According to him, investors who build well-selected portfolios during market corrections could potentially generate even stronger gains, sometimes reaching 30–35 percent returns.
Long-Term Investing Requires Discipline
While advocating a long-term investment approach, Agrawal clarified that “buy and hold” does not mean holding stocks indefinitely without reviewing the underlying business performance.
He explained that companies, like individuals, move through different stages of growth, maturity and decline. Investors should ideally stay invested during the most productive and high-growth phases of a business.
Selling successful investments too early, he said, often prevents investors from fully benefiting from the power of compounding.
Timing the Bottom Is Difficult
Agrawal also warned investors against trying to perfectly time market bottoms, calling it an extremely difficult task.
“No investor can consistently predict the exact market bottom,” he said.
However, he added that market corrections gradually make valuations more attractive, creating better entry points for long-term investors. Opportunities are now beginning to emerge across both large-cap and mid-cap stocks as valuations adjust.
Price vs Value: A Common Investor Mistake
According to Agrawal, many investors judge a company purely by its short-term share price movement rather than its intrinsic value.
He described the market as operating through two forces — a price machine and a value machine.
While stock prices fluctuate frequently, the underlying business value may remain strong.
A company’s stock price may decline for several years even when its operations continue to perform well, he noted.
“Many investors know the price of a stock but not its intrinsic value,” he said, adding that understanding business fundamentals helps investors remain confident during volatile market phases.
Massive Potential in Digital Platforms
Agrawal also highlighted the long-term potential of digital and platform-based businesses, driven by evolving consumer behaviour.

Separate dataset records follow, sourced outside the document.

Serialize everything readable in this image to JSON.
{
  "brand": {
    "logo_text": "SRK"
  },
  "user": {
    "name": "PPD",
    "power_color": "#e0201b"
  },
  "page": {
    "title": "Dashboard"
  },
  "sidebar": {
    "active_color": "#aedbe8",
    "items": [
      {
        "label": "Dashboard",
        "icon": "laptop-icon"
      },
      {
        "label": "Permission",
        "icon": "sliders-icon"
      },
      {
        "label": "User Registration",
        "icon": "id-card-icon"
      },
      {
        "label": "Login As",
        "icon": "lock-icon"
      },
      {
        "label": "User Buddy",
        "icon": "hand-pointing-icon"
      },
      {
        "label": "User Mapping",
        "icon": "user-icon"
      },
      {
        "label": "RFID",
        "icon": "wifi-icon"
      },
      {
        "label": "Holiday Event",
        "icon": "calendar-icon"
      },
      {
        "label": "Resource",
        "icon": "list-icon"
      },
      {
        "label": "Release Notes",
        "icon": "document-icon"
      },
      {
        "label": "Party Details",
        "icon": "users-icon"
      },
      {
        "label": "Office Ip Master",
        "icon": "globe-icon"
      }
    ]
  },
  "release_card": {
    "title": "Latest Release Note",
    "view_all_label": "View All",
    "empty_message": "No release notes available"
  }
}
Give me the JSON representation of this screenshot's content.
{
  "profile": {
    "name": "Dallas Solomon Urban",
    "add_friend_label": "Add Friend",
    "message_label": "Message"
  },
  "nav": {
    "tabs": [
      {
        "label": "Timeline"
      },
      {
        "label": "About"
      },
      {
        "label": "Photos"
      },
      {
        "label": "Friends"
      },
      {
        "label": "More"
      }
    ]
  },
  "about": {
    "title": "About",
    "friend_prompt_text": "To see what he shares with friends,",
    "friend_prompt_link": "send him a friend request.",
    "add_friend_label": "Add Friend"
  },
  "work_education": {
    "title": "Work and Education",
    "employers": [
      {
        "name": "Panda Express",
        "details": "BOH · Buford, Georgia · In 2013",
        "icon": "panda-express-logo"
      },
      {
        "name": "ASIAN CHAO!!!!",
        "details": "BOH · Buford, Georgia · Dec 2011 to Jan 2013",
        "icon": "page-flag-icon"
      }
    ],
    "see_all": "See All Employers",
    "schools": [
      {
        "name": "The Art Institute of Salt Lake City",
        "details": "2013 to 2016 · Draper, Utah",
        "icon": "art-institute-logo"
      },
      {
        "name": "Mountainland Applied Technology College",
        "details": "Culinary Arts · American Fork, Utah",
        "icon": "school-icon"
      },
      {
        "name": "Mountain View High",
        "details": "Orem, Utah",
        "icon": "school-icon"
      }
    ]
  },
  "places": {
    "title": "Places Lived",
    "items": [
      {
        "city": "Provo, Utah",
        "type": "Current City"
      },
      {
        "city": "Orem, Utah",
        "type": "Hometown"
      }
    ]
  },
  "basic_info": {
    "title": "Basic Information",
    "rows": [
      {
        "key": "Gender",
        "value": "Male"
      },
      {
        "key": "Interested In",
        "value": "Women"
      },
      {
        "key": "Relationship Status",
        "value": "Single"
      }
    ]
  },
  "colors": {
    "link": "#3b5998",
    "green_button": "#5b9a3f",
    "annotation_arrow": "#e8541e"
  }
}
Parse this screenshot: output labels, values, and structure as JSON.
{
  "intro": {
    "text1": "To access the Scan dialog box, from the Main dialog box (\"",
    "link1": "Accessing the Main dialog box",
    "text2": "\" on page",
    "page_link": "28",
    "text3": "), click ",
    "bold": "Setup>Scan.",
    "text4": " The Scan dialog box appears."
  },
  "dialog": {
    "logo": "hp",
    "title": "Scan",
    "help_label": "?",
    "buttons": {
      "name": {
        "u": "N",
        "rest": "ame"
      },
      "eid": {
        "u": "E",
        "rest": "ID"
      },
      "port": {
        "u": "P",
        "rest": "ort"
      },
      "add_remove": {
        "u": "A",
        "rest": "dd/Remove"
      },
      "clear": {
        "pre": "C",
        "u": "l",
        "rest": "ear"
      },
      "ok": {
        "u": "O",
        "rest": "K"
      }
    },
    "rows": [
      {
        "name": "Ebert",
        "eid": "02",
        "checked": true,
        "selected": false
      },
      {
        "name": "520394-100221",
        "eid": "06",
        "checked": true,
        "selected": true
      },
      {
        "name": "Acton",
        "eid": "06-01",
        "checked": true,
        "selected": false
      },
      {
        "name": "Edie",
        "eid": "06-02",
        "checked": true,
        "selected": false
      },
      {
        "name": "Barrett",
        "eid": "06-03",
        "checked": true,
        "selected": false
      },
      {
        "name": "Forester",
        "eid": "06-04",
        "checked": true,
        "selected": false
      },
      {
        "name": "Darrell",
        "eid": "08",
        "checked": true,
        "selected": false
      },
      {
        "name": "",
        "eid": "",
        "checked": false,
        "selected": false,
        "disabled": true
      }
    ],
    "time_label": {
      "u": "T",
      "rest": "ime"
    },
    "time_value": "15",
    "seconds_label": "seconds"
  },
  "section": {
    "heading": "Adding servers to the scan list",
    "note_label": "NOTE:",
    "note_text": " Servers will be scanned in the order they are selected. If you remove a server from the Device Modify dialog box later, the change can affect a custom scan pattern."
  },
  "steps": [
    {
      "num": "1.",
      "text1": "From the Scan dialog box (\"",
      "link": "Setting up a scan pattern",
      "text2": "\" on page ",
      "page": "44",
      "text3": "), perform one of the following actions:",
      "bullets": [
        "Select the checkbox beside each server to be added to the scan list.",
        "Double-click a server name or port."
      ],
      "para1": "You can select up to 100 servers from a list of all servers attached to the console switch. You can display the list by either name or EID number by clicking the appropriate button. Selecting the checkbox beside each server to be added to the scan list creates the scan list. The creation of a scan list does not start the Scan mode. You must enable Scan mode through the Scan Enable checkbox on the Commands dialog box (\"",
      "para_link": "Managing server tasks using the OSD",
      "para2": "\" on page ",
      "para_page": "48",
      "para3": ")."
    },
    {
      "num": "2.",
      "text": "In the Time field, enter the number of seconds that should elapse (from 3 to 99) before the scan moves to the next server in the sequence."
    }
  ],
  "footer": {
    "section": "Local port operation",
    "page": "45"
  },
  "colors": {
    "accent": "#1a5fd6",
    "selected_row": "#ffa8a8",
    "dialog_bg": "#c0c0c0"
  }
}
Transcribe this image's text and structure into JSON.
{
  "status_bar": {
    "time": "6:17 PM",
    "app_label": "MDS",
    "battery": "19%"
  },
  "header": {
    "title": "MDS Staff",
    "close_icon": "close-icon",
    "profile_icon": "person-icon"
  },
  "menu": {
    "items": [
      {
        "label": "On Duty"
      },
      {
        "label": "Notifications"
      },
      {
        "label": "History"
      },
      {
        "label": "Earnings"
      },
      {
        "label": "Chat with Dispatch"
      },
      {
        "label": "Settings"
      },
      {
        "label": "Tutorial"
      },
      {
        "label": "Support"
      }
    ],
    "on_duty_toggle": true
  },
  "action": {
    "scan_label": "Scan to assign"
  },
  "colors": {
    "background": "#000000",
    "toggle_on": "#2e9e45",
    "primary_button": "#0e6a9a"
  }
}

He believes this sector could eventually create an industry opportunity worth ₹50–100 lakh crore.
Many companies in this space are currently experiencing rapid expansion, with some achieving 70–100 percent growth rates, though profitability remains limited at this stage.
Over time, he said, only a few players are likely to emerge as dominant companies with valuations potentially reaching ₹25–40 lakh crore.
Conviction Is Key for Investors
Agrawal concluded by emphasising that strong conviction in a company’s business value is essential for long-term investing.
Different stocks may follow very different investment journeys, with some delivering quick returns while others take years to reward investors.
However, investors who focus on business fundamentals rather than short-term price movements are more likely to benefit from sustained long-term compounding.